We studied the function of the cycle-consistency loss and the residual attribute during the generation. We introduced two variants of HyperplaneGAN: one without the cycle-consistency loss and one without the residual attribute, in comparison with the original configuration. The comparison results of these models are demonstrated in Fig. 11.

Fig. 11
figure 11

Ablation study on the function of the cycle-consistency loss and the residual attribute. Two groups of samples were generated by HyperplaneGAN and its two variants, transferring bangs from the exemplars to the target images.
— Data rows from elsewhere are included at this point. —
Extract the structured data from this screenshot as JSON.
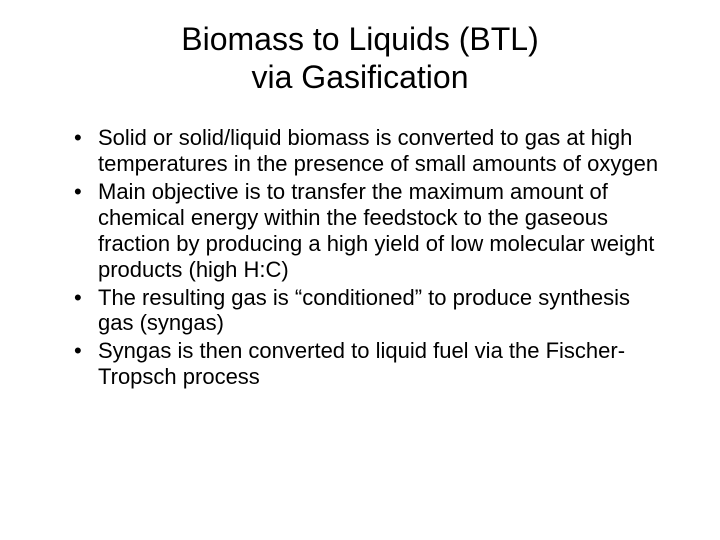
{
  "slide": {
    "title_line1": "Biomass to Liquids (BTL)",
    "title_line2": "via Gasification",
    "bullets": [
      "Solid or solid/liquid biomass is converted to gas at high temperatures in the presence of small amounts of oxygen",
      "Main objective is to transfer the maximum amount of chemical energy within the feedstock to the gaseous fraction by producing a high yield of low molecular weight products (high H:C)",
      "The resulting gas is “conditioned” to produce synthesis gas (syngas)",
      "Syngas is then converted to liquid fuel via the Fischer-Tropsch process"
    ],
    "background_color": "#ffffff",
    "text_color": "#000000",
    "title_fontsize": 32,
    "body_fontsize": 22
  }
}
Without the cycle-consistency loss, although the variant could generate images with specific attributes according to the exemplars, it also brought some unwanted changes and detail loss. For example, we wanted to change the bangs of examples in Fig. 11, but the variant also changed the hair styles. The possible reason is that without the cycle-consistency constraint, the generator tends to ignore details of original image so that the generated images are not consistent with the original. On the other hand, without introducing the residual attribute vectors, although the variant could achieve attribute transferring from the exemplars, but it tended to generate images that pander to the attribute classifier, resulting in the intensification of smiling attribute. This phenomenon of attribute intensification also happens in StarGAN and AttGAN. In comparison, the original configuration of the proposed model could overcome these problems and generated more realistic and consistent results in the experiments.

5 Conclusion

To integrate the concepts of attribute-guided facial attribute editing and exemplar-guided facial attribute editing, learning a disentangled representation and understanding its inherent characteristics in the latent space is a key factor for the success of an editing model. With this insight, we proposed an encoder-decoder model based on the adversarial learning, with assumption that facial images attributes are linearly separable in the latent space. We also designed novel modules and a training pipeline to form a unified and consistent transfer model for both types of facial editing. Extensive experiments demonstrated that proposed model is competent to accurately transfer specific attributes to the target images for both kinds of editing and generated more convincing results. However, our model was trained only on the low-resolution version of the CelebA dataset, and the performance of the model on other datasets, including non-face datasets, has not been verified. For future work, in addition to low-resolution static images, we aim to strengthen the ability of the proposed method in dealing with high-resolution images. We can also consider how to add temporal constraints for video facial editing.